Gad Elmaleh a manqué la 24e édition du Festival Juste pour rire à cause d’une blessure. Histoire de se faire pardonner, l’humoriste français nous offre Papa est en haut, son tout nouveau spectacle, en grande primeur.

Gad Elmaleh voulait baptiser son nouveau spectacle d’une expression qui collerait parfaitement à son contenu: "Pour moi, Papa est en haut, c’est un truc un peu mystique, qui veut dire: papa est au ciel. Ça veut aussi dire: papa a du succès, mais c’est toujours ton papa; papa a envie d’avoir une carrière au top, mais il reste un papa." L’humoriste français d’origine marocaine n’avait pas l’intention de présenter Papa est en haut en grande primeur au Québec, mais quand il a su que plusieurs de ses compatriotes, qui ont comme lui participé au Festival Juste pour rire au cours des dernières années, fêteraient cet été les 25 ans de l’événement, il a eu un pincement au coeur: "J’ai décidé de participer moi aussi, mais je ne voulais pas présenter mon ancien spectacle, L’Autre, c’est moi. Je me suis donc mis en deuxième vitesse pour terminer l’écriture de Papa est en haut."

UNE PRIMEUR "ÉPROUVÉE"

Que le public se rassure toutefois, l’humoriste n’arrive pas à Montréal avec un one man show à moitié construit, puisqu’il a rodé ses nouvelles blagues au cours des derniers mois dans le cadre d’une tournée à travers la France: "Je ne voulais pas prendre le public québécois pour des cobayes. On peut par conséquent dire que le spectacle dans son intégralité, 100 % tout nouveau, sera présenté à Montréal avant même de l’être à Paris (en décembre à l’Olympia)."

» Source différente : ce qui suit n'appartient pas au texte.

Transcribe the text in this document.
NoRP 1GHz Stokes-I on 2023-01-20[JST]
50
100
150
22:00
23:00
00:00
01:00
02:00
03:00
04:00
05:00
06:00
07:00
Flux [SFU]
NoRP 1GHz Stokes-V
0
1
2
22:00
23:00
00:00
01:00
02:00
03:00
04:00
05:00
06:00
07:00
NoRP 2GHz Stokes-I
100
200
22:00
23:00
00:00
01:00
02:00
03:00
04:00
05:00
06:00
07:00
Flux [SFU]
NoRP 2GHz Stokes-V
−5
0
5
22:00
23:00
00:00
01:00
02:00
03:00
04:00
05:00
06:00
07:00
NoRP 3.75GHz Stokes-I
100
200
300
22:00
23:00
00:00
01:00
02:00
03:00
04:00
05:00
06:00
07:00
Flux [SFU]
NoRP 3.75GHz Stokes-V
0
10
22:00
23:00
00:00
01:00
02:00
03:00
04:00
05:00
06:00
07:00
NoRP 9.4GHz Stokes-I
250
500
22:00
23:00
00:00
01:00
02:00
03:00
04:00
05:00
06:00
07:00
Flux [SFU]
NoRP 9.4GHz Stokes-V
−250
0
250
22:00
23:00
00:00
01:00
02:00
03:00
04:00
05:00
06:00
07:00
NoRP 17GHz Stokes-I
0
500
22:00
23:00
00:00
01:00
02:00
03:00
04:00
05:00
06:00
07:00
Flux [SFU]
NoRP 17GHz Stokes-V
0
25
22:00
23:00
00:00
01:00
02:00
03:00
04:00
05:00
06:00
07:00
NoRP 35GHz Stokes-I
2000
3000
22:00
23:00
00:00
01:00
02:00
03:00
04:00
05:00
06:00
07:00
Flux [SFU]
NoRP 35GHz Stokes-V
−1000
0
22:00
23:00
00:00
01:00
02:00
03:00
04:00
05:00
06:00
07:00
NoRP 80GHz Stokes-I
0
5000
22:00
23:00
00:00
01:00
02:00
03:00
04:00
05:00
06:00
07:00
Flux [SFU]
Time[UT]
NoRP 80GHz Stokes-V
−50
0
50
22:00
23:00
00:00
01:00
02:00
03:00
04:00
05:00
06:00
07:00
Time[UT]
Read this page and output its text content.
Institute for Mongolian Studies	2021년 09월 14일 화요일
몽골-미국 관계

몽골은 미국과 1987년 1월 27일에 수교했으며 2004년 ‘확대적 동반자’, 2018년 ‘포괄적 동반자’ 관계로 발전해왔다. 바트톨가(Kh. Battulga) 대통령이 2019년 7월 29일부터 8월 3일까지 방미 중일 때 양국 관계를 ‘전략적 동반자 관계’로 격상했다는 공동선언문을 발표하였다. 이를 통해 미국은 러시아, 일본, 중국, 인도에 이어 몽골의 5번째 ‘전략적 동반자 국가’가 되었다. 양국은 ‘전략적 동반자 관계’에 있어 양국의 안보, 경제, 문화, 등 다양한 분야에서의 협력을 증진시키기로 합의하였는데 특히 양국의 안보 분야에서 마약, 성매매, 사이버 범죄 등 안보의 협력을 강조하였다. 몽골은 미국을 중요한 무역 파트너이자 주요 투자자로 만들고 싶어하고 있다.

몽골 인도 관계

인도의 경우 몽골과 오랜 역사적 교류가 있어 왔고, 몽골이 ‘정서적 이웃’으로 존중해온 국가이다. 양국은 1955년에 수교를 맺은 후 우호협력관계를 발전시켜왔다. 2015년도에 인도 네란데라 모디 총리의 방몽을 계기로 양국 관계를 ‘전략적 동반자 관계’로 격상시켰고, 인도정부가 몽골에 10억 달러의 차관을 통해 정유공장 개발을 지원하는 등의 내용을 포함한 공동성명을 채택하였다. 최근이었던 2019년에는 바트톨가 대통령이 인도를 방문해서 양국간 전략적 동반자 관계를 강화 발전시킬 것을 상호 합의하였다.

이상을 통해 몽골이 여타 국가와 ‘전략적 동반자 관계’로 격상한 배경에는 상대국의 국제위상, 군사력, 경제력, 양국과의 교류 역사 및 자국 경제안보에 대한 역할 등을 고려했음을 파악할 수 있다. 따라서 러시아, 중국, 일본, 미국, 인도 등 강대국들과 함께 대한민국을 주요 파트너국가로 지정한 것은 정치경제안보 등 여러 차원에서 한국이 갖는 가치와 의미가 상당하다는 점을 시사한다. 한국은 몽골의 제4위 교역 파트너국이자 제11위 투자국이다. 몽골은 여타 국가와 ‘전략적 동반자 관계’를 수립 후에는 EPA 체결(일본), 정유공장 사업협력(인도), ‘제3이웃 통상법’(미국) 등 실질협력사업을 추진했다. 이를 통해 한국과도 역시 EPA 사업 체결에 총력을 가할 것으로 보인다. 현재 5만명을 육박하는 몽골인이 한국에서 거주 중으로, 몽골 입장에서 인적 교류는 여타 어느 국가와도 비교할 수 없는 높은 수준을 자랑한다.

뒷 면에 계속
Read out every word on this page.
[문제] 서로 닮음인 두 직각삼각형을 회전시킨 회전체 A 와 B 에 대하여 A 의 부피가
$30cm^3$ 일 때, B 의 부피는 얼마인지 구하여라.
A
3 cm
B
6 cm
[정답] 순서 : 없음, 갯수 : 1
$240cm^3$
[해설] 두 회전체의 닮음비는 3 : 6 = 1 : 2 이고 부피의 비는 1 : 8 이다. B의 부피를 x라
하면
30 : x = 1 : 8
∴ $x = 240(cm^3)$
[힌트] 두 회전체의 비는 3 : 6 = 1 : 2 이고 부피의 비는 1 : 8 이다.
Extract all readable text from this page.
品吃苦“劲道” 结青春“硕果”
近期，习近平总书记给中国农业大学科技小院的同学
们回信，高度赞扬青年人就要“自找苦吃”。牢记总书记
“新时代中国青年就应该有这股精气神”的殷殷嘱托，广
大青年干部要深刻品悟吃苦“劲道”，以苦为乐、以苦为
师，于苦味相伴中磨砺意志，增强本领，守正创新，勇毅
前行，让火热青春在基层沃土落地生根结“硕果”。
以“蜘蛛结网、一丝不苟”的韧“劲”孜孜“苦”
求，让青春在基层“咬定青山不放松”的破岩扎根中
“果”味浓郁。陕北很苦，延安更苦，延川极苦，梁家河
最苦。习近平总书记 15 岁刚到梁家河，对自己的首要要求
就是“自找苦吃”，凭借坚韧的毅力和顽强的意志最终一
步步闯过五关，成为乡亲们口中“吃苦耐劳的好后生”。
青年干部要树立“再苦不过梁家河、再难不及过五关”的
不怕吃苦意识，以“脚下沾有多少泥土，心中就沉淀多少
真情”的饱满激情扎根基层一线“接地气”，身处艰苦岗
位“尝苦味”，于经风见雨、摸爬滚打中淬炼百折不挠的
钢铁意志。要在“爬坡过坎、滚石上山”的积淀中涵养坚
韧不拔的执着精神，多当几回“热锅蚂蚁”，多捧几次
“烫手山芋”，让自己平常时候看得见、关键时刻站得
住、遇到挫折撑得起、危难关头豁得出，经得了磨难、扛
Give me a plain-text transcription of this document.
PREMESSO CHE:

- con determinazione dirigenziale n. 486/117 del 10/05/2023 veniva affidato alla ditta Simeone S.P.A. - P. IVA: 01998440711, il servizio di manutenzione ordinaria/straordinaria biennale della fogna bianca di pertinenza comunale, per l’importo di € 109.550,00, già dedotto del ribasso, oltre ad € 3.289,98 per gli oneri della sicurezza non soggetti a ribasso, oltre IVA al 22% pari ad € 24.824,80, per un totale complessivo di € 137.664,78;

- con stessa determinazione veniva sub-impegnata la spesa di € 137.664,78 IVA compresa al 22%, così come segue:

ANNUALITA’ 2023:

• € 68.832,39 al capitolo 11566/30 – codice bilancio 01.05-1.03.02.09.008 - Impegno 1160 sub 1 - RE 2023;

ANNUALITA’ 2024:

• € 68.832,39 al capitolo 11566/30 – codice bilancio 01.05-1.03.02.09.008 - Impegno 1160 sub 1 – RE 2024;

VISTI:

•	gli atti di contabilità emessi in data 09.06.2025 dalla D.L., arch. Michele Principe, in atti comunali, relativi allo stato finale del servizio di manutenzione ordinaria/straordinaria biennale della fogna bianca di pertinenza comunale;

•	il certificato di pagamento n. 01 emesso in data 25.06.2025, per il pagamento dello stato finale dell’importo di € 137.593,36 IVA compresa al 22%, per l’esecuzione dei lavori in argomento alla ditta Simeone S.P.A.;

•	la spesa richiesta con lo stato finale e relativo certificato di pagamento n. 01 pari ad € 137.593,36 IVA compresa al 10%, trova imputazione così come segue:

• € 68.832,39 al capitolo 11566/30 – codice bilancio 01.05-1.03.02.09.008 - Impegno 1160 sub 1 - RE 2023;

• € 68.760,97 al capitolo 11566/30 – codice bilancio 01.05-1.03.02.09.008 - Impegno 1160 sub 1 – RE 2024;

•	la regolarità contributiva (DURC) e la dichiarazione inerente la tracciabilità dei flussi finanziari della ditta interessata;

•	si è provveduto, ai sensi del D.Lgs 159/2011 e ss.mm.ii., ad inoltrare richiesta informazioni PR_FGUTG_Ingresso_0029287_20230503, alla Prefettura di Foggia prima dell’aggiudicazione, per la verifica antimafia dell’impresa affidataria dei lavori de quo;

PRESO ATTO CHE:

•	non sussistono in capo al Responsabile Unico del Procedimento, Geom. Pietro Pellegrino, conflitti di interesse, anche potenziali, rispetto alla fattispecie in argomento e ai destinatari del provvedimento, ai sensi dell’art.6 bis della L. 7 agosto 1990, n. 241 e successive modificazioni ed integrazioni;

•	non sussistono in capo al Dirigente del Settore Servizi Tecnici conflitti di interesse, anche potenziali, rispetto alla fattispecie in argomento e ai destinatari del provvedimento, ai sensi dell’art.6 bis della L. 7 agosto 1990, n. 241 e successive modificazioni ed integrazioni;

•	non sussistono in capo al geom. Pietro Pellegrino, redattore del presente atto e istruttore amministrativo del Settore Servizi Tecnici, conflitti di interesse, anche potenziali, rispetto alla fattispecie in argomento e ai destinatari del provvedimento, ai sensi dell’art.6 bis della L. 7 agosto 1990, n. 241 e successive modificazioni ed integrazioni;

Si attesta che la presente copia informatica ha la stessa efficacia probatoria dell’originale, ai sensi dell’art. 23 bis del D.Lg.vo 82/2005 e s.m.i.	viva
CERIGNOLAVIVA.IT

Même s’il n’en fait pas de cas, le fait de présenter Papa est en haut en primeur au Québec a dû comporter son lot de difficultés, notamment sur le plan de l’adaptation. L’humoriste estime néanmoins que cela ne lui a pas trop compliqué la vie: "C’est vrai qu’il y a de l’adaptation, mais elle n’est pas énorme car mes observations sont assez universelles. Ce n’est pas comme si je parlais seulement d’hommes politiques connus en France et pas au Québec." Il faut aussi dire que la Belle Province n’est pas un terrain complètement inconnu pour l’humoriste qui a vécu parmi nous pendant cinq ans avant de s’installer en France, en 1992: "J’adapte en fonction de là où je joue, et ayant vécu au Québec, je connais bien la mentalité et la vie québécoises. C’est ce qui me permet de trouver le ton juste, sans basculer dans les clichés."

CASSER LES CLICHES

Dans Papa est en haut, Gad Elmaleh, lui-même père, aborde une foule de thèmes tirés de ses réflexions sur la vie: "Mes observations ont notamment pour objectif de casser les clichés au sujet de la notoriété. Je propose aussi une série d’observations sur les jeunes papas qui sont tiraillés entre un désir de réussite sociale et la volonté d’être un papa présent, alors que ce n’est pas possible du tout. Il se crée dans ce contexte des formes de culpabilité, de sorte que quand tu es face à ton enfant, tu ne peux pas être naturel, tu n’oses pas l’engueuler quand il fait des bêtises. Tu crois même que Mickey peut tout arranger, alors tu l’emmènes à Disney, mais Mickey, il ne peut pas régler les problèmes de tout le monde."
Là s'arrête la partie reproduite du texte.